Awalnya gue berencana untuk potong rambut di tempat pangkas langganan semasa gue SMP dan SMA dulu. Sekalian nostalgia. Tapi karena terlalu jauh dan tempatnya suka ramai, gue pun mencari tempat pangkas yang dekat dengan rumah dan ngga terlalu ramai. Sama seperti sebelumnya, gue tetap mematuhi prosedur kesehatan dan mengikuti aturan yang berlaku. Seperti mengenakan masker ketika keluar rumah.
Setelah berkeliling, gue memilih untuk ke tempat pangkas rambut asgar yang lokasinya persis di pinggir jalan dan tak jauh dari rumah gue. Tempat pangkas tersebut memiliki kapasitas pelayanan maksimal untuk 2 orang dan kebetulan saat itu tukang pangkasnya sedang melayani satu orang. Karenanya gue langsung dilayani saat itu juga.
“Mau potong model apa?” tanya si tukang pangkas. Sambil memasangkan kain kip.
“Potong tipis bagian sebelah. Trus tengahnya dirapihin aja.” Jawab gue, yang sama sekali payah dalam urusan model rambut.
“Shaggy atau biasa?” tanya si tukang pangkas.
“Shaggy aja.” Jawab gue, cepat. Setelah mendengar permintaan gue, tukang pangkas tersebut mengambil gunting yang ada di meja dan mulai bekerja.
Tidak memakan waktu lama, rambut gue yang sudah 4 bulan enggak dipotong akhirnya terlihat rapih di kaca. Penglihatan gue yang tadinya sempat terhalang rambut sekarang sudah tidak lagi. Gue tersenyum puas karena rambut gue benar-benar sudah rapih.
“Berapa, bang?” tanya gue.
Tukang pangkas itu melihat wajah gue dengan seksama. “12 ribu,” jawabnya. Gue merogoh saku celana, lalu memberikan selembar uang dua puluh ribu.
Sementara tukang pangkas itu memeriksa laci untuk mengambil uang kembalian, gue duduk menunggu di bangku panjang yang terbuat dari kayu. “Makasih, bang.” Kata gue langsung, tanpa menghitung kembaliannya.

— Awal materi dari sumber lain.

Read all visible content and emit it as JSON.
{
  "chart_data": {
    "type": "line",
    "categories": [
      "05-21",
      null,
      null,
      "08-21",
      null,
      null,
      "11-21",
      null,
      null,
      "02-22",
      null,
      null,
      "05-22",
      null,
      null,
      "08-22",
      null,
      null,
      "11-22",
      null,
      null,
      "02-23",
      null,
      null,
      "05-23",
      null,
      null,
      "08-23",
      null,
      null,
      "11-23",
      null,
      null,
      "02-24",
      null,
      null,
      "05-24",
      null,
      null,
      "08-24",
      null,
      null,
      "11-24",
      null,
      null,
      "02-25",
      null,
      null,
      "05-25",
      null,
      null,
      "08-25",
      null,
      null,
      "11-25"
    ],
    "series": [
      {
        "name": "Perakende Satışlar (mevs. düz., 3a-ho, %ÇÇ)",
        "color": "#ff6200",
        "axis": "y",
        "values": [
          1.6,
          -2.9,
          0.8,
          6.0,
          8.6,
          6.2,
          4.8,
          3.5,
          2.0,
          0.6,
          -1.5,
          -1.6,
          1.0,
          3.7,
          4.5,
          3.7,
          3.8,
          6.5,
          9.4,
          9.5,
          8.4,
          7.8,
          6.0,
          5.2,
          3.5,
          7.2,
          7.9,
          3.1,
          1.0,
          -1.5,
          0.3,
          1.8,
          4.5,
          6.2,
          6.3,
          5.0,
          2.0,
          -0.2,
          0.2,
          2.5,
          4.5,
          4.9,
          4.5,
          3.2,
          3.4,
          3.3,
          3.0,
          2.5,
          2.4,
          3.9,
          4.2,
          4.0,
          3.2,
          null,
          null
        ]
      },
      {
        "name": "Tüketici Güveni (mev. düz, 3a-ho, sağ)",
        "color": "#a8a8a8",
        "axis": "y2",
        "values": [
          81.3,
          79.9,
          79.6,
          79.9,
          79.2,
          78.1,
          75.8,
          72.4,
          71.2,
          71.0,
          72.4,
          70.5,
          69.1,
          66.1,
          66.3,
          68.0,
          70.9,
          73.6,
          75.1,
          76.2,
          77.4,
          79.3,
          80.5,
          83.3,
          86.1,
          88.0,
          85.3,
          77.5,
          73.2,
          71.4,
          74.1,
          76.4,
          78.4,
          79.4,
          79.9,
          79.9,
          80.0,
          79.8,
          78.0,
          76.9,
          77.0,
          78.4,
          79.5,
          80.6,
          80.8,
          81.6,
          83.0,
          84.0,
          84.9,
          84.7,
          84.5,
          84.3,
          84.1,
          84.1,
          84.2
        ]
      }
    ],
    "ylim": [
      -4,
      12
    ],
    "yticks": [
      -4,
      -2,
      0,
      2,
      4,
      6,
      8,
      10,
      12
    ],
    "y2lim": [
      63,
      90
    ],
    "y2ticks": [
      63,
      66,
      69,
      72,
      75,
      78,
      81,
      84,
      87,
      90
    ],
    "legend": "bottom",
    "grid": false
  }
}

Setibanya di rumah, gue mengeluarkan uang tersebut dari saku celana lalu menaruhnya di atas meja. Saat itu gue merasa sedikit bingung. Kenapa kembaliannya 8 ribu? Seingat gue, di list harganya sendiri tertera 15 ribu untuk dewasa dan 12 ribu untuk anak-anak.
Apakah wajah gue terlihat sebocah itu sampai-sampai si tukang pangkas memasukkan gue ke dalam kategori anak-anak? Gue merasa sedikit terhina karena dianggap anak-anak. Tapi kalau dipikir-pikir lagi, kayaknya itu bukan hal yang buruk karena artinya gue awet muda.
Gue langsung bersegera mandi dan mencuci rambut sampai bersih.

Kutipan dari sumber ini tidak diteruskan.